In: Economics
Anil is planning a birthday party at an amusement park for his younger daughter and her friends. The manager of the park is considering whether to use uniform pricing or two-part-pricing. Anil's willingness to pay for rides for the party is p = 25 - 0.5Q, where p is the ticket price per ride and Q is the number of rides. The amusement park has a marginal cost of $5 for each additional ride. Its fixed cost for handling the party is $20.
a. Create a spreadsheet with quantity, price, consumer surplus, revenue, marginal revenue, cost, marginal cost, and profit as column headings. Fill in the spreadsheets cells for Q = 5 to Q = 50 in increments of 5 units. If the manager uses uniform pricing, what is the profit maximizing ticket price per ride, the number of rides, and the profit earned by the park?

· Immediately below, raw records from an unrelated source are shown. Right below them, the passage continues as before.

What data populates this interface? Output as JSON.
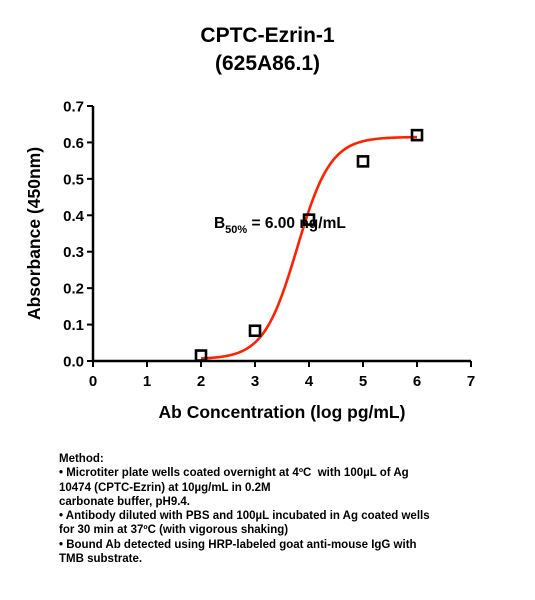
{
  "chart_data": {
    "type": "scatter",
    "title": "CPTC-Ezrin-1",
    "subtitle": "(625A86.1)",
    "xlabel": "Ab Concentration (log pg/mL)",
    "ylabel": "Absorbance (450nm)",
    "xlim": [
      0,
      7
    ],
    "ylim": [
      0,
      0.7
    ],
    "xticks": [
      "0",
      "1",
      "2",
      "3",
      "4",
      "5",
      "6",
      "7"
    ],
    "yticks": [
      "0.0",
      "0.1",
      "0.2",
      "0.3",
      "0.4",
      "0.5",
      "0.6",
      "0.7"
    ],
    "points": [
      {
        "x": 2,
        "y": 0.015
      },
      {
        "x": 3,
        "y": 0.083
      },
      {
        "x": 4,
        "y": 0.388
      },
      {
        "x": 5,
        "y": 0.548
      },
      {
        "x": 6,
        "y": 0.62
      }
    ],
    "fit": {
      "model": "4PL",
      "bottom": 0.005,
      "top": 0.615,
      "ec50": 3.78,
      "hill_slope": 1.4,
      "x_range": [
        2,
        6
      ]
    },
    "annotation": {
      "main": "B",
      "sub": "50%",
      "rest": " = 6.00 ng/mL",
      "x": 0.32,
      "y": 0.365
    },
    "grid": false,
    "marker_color": "#000000",
    "fit_color": "#ff2200"
  },
  "method": {
    "heading": "Method:",
    "lines": [
      "• Microtiter plate wells coated overnight at 4ºC  with 100µL of Ag",
      "10474 (CPTC-Ezrin) at 10µg/mL in 0.2M",
      "carbonate buffer, pH9.4.",
      "• Antibody diluted with PBS and 100µL incubated in Ag coated wells",
      "for 30 min at 37ºC (with vigorous shaking)",
      "• Bound Ab detected using HRP-labeled goat anti-mouse IgG with",
      "TMB substrate."
    ]
  }
}
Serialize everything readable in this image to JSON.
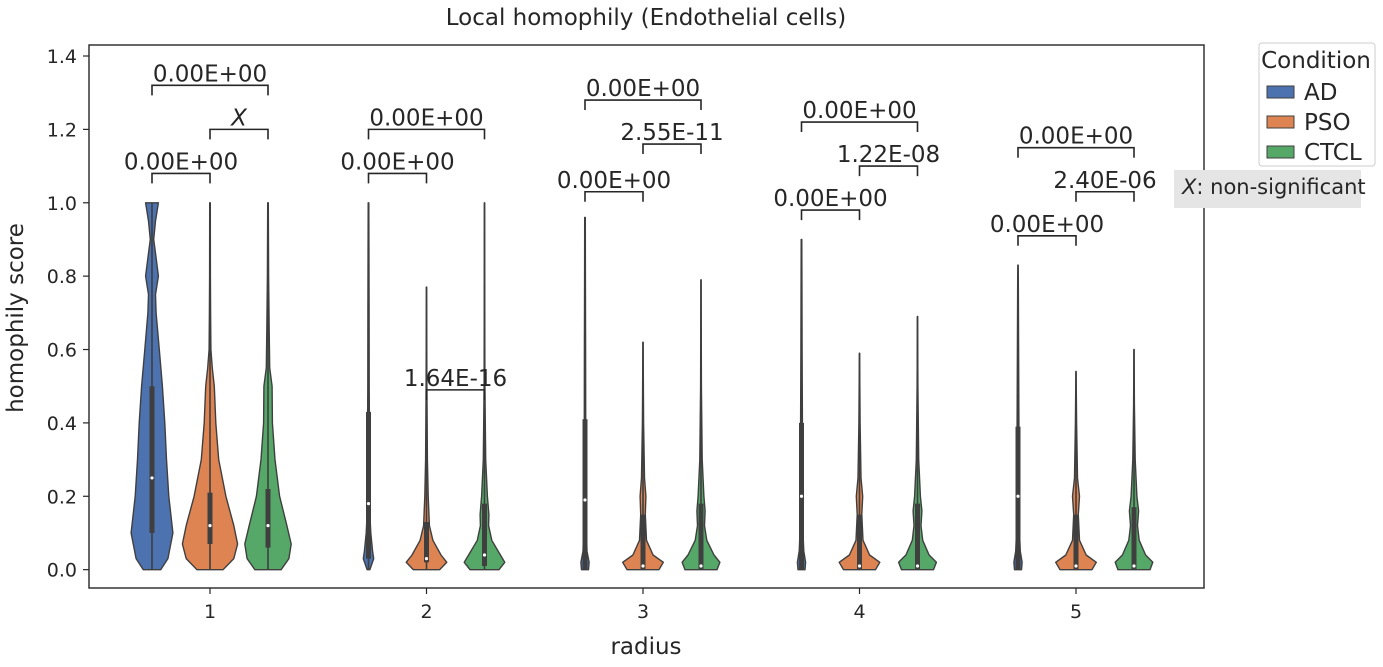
{
  "chart_data": {
    "type": "violin",
    "title": "Local homophily (Endothelial cells)",
    "xlabel": "radius",
    "ylabel": "homophily score",
    "categories": [
      "1",
      "2",
      "3",
      "4",
      "5"
    ],
    "ylim": [
      -0.05,
      1.43
    ],
    "yticks": [
      0.0,
      0.2,
      0.4,
      0.6,
      0.8,
      1.0,
      1.2,
      1.4
    ],
    "ytick_labels": [
      "0.0",
      "0.2",
      "0.4",
      "0.6",
      "0.8",
      "1.0",
      "1.2",
      "1.4"
    ],
    "grid": false,
    "legend": {
      "title": "Condition",
      "placement": "outside upper right",
      "entries": [
        {
          "name": "AD",
          "color": "#4c72b0"
        },
        {
          "name": "PSO",
          "color": "#dd8452"
        },
        {
          "name": "CTCL",
          "color": "#55a868"
        }
      ]
    },
    "series": [
      {
        "name": "AD",
        "color": "#4c72b0",
        "medians": [
          0.25,
          0.18,
          0.19,
          0.2,
          0.2
        ],
        "q1": [
          0.1,
          0.03,
          0.0,
          0.0,
          0.0
        ],
        "q3": [
          0.5,
          0.43,
          0.41,
          0.4,
          0.39
        ],
        "mins": [
          0.0,
          0.0,
          0.0,
          0.0,
          0.0
        ],
        "maxs": [
          1.0,
          1.0,
          0.96,
          0.9,
          0.83
        ],
        "shapes": [
          [
            [
              0,
              0.3
            ],
            [
              0.03,
              0.55
            ],
            [
              0.1,
              0.72
            ],
            [
              0.2,
              0.58
            ],
            [
              0.3,
              0.5
            ],
            [
              0.4,
              0.44
            ],
            [
              0.5,
              0.36
            ],
            [
              0.6,
              0.25
            ],
            [
              0.7,
              0.14
            ],
            [
              0.75,
              0.12
            ],
            [
              0.8,
              0.22
            ],
            [
              0.85,
              0.14
            ],
            [
              0.9,
              0.06
            ],
            [
              0.95,
              0.12
            ],
            [
              1.0,
              0.22
            ]
          ],
          [
            [
              0,
              0.05
            ],
            [
              0.03,
              0.18
            ],
            [
              0.05,
              0.14
            ],
            [
              0.1,
              0.08
            ],
            [
              0.15,
              0.05
            ],
            [
              0.2,
              0.04
            ],
            [
              0.3,
              0.03
            ],
            [
              0.4,
              0.03
            ],
            [
              0.5,
              0.025
            ],
            [
              0.7,
              0.02
            ],
            [
              0.9,
              0.015
            ],
            [
              1.0,
              0.01
            ]
          ],
          [
            [
              0,
              0.12
            ],
            [
              0.02,
              0.14
            ],
            [
              0.05,
              0.07
            ],
            [
              0.1,
              0.05
            ],
            [
              0.2,
              0.035
            ],
            [
              0.3,
              0.03
            ],
            [
              0.4,
              0.025
            ],
            [
              0.6,
              0.02
            ],
            [
              0.8,
              0.015
            ],
            [
              0.96,
              0.01
            ]
          ],
          [
            [
              0,
              0.12
            ],
            [
              0.02,
              0.14
            ],
            [
              0.05,
              0.08
            ],
            [
              0.1,
              0.05
            ],
            [
              0.2,
              0.04
            ],
            [
              0.3,
              0.04
            ],
            [
              0.4,
              0.03
            ],
            [
              0.6,
              0.02
            ],
            [
              0.8,
              0.015
            ],
            [
              0.9,
              0.01
            ]
          ],
          [
            [
              0,
              0.12
            ],
            [
              0.02,
              0.14
            ],
            [
              0.05,
              0.08
            ],
            [
              0.1,
              0.05
            ],
            [
              0.2,
              0.04
            ],
            [
              0.3,
              0.035
            ],
            [
              0.4,
              0.03
            ],
            [
              0.6,
              0.02
            ],
            [
              0.8,
              0.01
            ],
            [
              0.83,
              0.005
            ]
          ]
        ]
      },
      {
        "name": "PSO",
        "color": "#dd8452",
        "medians": [
          0.12,
          0.03,
          0.01,
          0.01,
          0.01
        ],
        "q1": [
          0.07,
          0.02,
          0.0,
          0.0,
          0.0
        ],
        "q3": [
          0.21,
          0.13,
          0.15,
          0.15,
          0.15
        ],
        "mins": [
          0.0,
          0.0,
          0.0,
          0.0,
          0.0
        ],
        "maxs": [
          1.0,
          0.77,
          0.62,
          0.59,
          0.54
        ],
        "shapes": [
          [
            [
              0,
              0.45
            ],
            [
              0.03,
              0.82
            ],
            [
              0.07,
              0.95
            ],
            [
              0.12,
              0.82
            ],
            [
              0.2,
              0.55
            ],
            [
              0.3,
              0.3
            ],
            [
              0.4,
              0.2
            ],
            [
              0.5,
              0.15
            ],
            [
              0.55,
              0.08
            ],
            [
              0.6,
              0.03
            ],
            [
              0.7,
              0.02
            ],
            [
              0.8,
              0.015
            ],
            [
              1.0,
              0.01
            ]
          ],
          [
            [
              0,
              0.45
            ],
            [
              0.02,
              0.7
            ],
            [
              0.04,
              0.5
            ],
            [
              0.08,
              0.22
            ],
            [
              0.12,
              0.1
            ],
            [
              0.2,
              0.06
            ],
            [
              0.3,
              0.03
            ],
            [
              0.5,
              0.015
            ],
            [
              0.77,
              0.005
            ]
          ],
          [
            [
              0,
              0.55
            ],
            [
              0.02,
              0.7
            ],
            [
              0.04,
              0.35
            ],
            [
              0.08,
              0.12
            ],
            [
              0.15,
              0.08
            ],
            [
              0.2,
              0.1
            ],
            [
              0.25,
              0.05
            ],
            [
              0.4,
              0.02
            ],
            [
              0.62,
              0.005
            ]
          ],
          [
            [
              0,
              0.55
            ],
            [
              0.02,
              0.7
            ],
            [
              0.04,
              0.35
            ],
            [
              0.08,
              0.12
            ],
            [
              0.15,
              0.08
            ],
            [
              0.2,
              0.11
            ],
            [
              0.25,
              0.05
            ],
            [
              0.4,
              0.02
            ],
            [
              0.59,
              0.005
            ]
          ],
          [
            [
              0,
              0.55
            ],
            [
              0.02,
              0.7
            ],
            [
              0.04,
              0.35
            ],
            [
              0.08,
              0.12
            ],
            [
              0.15,
              0.08
            ],
            [
              0.2,
              0.12
            ],
            [
              0.25,
              0.05
            ],
            [
              0.4,
              0.02
            ],
            [
              0.54,
              0.005
            ]
          ]
        ]
      },
      {
        "name": "CTCL",
        "color": "#55a868",
        "medians": [
          0.12,
          0.04,
          0.01,
          0.01,
          0.01
        ],
        "q1": [
          0.06,
          0.01,
          0.0,
          0.0,
          0.0
        ],
        "q3": [
          0.22,
          0.18,
          0.18,
          0.18,
          0.17
        ],
        "mins": [
          0.0,
          0.0,
          0.0,
          0.0,
          0.0
        ],
        "maxs": [
          1.0,
          1.0,
          0.79,
          0.69,
          0.6
        ],
        "shapes": [
          [
            [
              0,
              0.45
            ],
            [
              0.03,
              0.72
            ],
            [
              0.07,
              0.8
            ],
            [
              0.12,
              0.65
            ],
            [
              0.2,
              0.4
            ],
            [
              0.3,
              0.24
            ],
            [
              0.4,
              0.15
            ],
            [
              0.5,
              0.14
            ],
            [
              0.55,
              0.06
            ],
            [
              0.65,
              0.04
            ],
            [
              0.8,
              0.02
            ],
            [
              1.0,
              0.01
            ]
          ],
          [
            [
              0,
              0.5
            ],
            [
              0.02,
              0.7
            ],
            [
              0.04,
              0.55
            ],
            [
              0.08,
              0.25
            ],
            [
              0.12,
              0.14
            ],
            [
              0.15,
              0.15
            ],
            [
              0.2,
              0.1
            ],
            [
              0.3,
              0.04
            ],
            [
              0.5,
              0.015
            ],
            [
              0.8,
              0.008
            ],
            [
              1.0,
              0.005
            ]
          ],
          [
            [
              0,
              0.55
            ],
            [
              0.02,
              0.65
            ],
            [
              0.04,
              0.45
            ],
            [
              0.08,
              0.2
            ],
            [
              0.12,
              0.12
            ],
            [
              0.16,
              0.14
            ],
            [
              0.2,
              0.1
            ],
            [
              0.3,
              0.04
            ],
            [
              0.5,
              0.015
            ],
            [
              0.79,
              0.005
            ]
          ],
          [
            [
              0,
              0.55
            ],
            [
              0.02,
              0.65
            ],
            [
              0.04,
              0.4
            ],
            [
              0.08,
              0.18
            ],
            [
              0.12,
              0.12
            ],
            [
              0.16,
              0.15
            ],
            [
              0.2,
              0.1
            ],
            [
              0.3,
              0.04
            ],
            [
              0.5,
              0.015
            ],
            [
              0.69,
              0.005
            ]
          ],
          [
            [
              0,
              0.55
            ],
            [
              0.02,
              0.65
            ],
            [
              0.04,
              0.4
            ],
            [
              0.08,
              0.18
            ],
            [
              0.12,
              0.12
            ],
            [
              0.16,
              0.16
            ],
            [
              0.2,
              0.1
            ],
            [
              0.3,
              0.04
            ],
            [
              0.45,
              0.015
            ],
            [
              0.6,
              0.005
            ]
          ]
        ]
      }
    ],
    "annotations": [
      {
        "category": "1",
        "from": "AD",
        "to": "PSO",
        "y": 1.08,
        "label": "0.00E+00"
      },
      {
        "category": "1",
        "from": "PSO",
        "to": "CTCL",
        "y": 1.2,
        "label": "X",
        "italic": true
      },
      {
        "category": "1",
        "from": "AD",
        "to": "CTCL",
        "y": 1.32,
        "label": "0.00E+00"
      },
      {
        "category": "2",
        "from": "AD",
        "to": "PSO",
        "y": 1.08,
        "label": "0.00E+00"
      },
      {
        "category": "2",
        "from": "PSO",
        "to": "CTCL",
        "y": 0.49,
        "label": "1.64E-16"
      },
      {
        "category": "2",
        "from": "AD",
        "to": "CTCL",
        "y": 1.2,
        "label": "0.00E+00"
      },
      {
        "category": "3",
        "from": "AD",
        "to": "PSO",
        "y": 1.03,
        "label": "0.00E+00"
      },
      {
        "category": "3",
        "from": "PSO",
        "to": "CTCL",
        "y": 1.16,
        "label": "2.55E-11"
      },
      {
        "category": "3",
        "from": "AD",
        "to": "CTCL",
        "y": 1.28,
        "label": "0.00E+00"
      },
      {
        "category": "4",
        "from": "AD",
        "to": "PSO",
        "y": 0.98,
        "label": "0.00E+00"
      },
      {
        "category": "4",
        "from": "PSO",
        "to": "CTCL",
        "y": 1.1,
        "label": "1.22E-08"
      },
      {
        "category": "4",
        "from": "AD",
        "to": "CTCL",
        "y": 1.22,
        "label": "0.00E+00"
      },
      {
        "category": "5",
        "from": "AD",
        "to": "PSO",
        "y": 0.91,
        "label": "0.00E+00"
      },
      {
        "category": "5",
        "from": "PSO",
        "to": "CTCL",
        "y": 1.03,
        "label": "2.40E-06"
      },
      {
        "category": "5",
        "from": "AD",
        "to": "CTCL",
        "y": 1.15,
        "label": "0.00E+00"
      }
    ],
    "note": {
      "symbol": "X",
      "text": ": non-significant"
    }
  }
}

b. Suppose that the manager uses two-part pricing: an entry fee for the entire party of young girls and price per ride. Calculate the profit-maximizing entry fee if the price per ride is the same as the monopoly price that you determined in part a. Calculate the total profit earned by the park.
c. Now suppose the manager uses two-part-pricing with a per-ride price equal to marginal cost and a profit-maximizing entry fee. Determine the price per ride, the number of rides, and the total profit (including profit from ticket sales and the entry fee) in this case.